И нате вам! Самое главное! Ораторы на борту «Спящей гречанки», среди добровольцев в карьере или в пивнушке у пристани часто упоминали самое примечательное обстоятельство отправки железа под конец речи, как проверенный козырь, который неизменно встречали аплодисментами или хохотом: Самое-то главное — управляющий и надзиратель, пес этот... и, понятное дело, Бразильянка, эта приблудная армейская шлюшка, они все трое будут сопровождать железный хлам в Бразилию; сами-то не более чем пена, отребья приозерного общества, гонимого Армией на равнину и гибнущего, эти трое поплывут за океан на пароходе с металлическим хламом.

ГЛАВА 31

Вперед и куда подальше

А она?

Кто?

— Лили.

— Что — она?

— Она тоже поедет?

— По-твоему, она неделями торчит в Бранде и заговаривает зубы десятку офицеров, чтобы смотреть, как мы двое уезжаем в Бразилию?

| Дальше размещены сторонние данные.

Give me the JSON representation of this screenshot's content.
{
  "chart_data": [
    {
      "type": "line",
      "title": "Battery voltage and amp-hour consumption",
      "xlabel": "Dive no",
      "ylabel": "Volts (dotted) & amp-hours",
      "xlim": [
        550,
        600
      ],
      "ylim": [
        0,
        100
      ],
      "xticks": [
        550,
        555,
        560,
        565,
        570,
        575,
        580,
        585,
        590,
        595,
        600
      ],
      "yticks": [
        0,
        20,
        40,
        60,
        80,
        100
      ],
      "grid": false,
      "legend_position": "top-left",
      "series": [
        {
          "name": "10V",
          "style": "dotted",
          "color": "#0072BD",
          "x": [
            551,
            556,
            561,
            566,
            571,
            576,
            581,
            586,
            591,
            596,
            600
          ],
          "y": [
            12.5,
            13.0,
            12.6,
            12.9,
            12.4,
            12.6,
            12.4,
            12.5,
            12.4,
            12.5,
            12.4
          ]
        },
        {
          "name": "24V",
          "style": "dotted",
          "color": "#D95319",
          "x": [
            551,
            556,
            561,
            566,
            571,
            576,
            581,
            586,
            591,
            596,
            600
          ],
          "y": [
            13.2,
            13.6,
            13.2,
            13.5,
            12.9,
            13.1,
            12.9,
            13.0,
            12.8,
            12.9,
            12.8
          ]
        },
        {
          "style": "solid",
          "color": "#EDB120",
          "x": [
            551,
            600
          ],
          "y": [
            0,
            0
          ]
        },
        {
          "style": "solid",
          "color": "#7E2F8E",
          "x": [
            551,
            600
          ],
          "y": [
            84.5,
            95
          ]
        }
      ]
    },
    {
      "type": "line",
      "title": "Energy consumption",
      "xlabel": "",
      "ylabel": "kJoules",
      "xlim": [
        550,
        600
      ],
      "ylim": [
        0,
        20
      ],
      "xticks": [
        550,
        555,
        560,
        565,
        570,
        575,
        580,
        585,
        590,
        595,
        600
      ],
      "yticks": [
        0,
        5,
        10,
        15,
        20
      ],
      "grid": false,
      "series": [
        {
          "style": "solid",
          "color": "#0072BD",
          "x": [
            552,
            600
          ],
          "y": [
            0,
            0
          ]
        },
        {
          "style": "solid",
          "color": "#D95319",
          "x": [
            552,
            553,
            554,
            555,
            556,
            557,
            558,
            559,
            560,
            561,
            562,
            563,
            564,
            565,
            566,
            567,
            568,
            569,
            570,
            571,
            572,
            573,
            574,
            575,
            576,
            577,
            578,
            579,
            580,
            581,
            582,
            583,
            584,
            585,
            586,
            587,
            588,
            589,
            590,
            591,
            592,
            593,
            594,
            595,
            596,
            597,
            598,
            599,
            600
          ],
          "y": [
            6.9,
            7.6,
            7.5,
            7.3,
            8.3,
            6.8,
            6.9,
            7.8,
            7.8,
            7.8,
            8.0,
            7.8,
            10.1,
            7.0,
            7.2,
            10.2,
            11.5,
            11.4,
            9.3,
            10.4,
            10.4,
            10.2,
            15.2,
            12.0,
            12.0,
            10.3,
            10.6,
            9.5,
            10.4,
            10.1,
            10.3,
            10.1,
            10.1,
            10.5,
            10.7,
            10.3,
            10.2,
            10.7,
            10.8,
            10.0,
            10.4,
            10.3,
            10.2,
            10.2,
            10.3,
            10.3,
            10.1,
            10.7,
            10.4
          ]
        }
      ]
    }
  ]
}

— Значит, она едет с нами?

— У нее давно и паспорт, и все бумаги готовы. Ей даже известно название парохода. Она уже начала продавать свои штучки, продавать , понимаешь? За деньги . Она больше не меняется. Конечно же, она поедет с нами.

— Где находится тамошний карьер?

— У моря.

— А место... место как называется?

— Что ты-то знаешь о Бразилии? У Лили спроси. Эта дыра расположена где-то на шоссе из Рио в Сантус.

— А мы надолго туда?.. Мы вернемся?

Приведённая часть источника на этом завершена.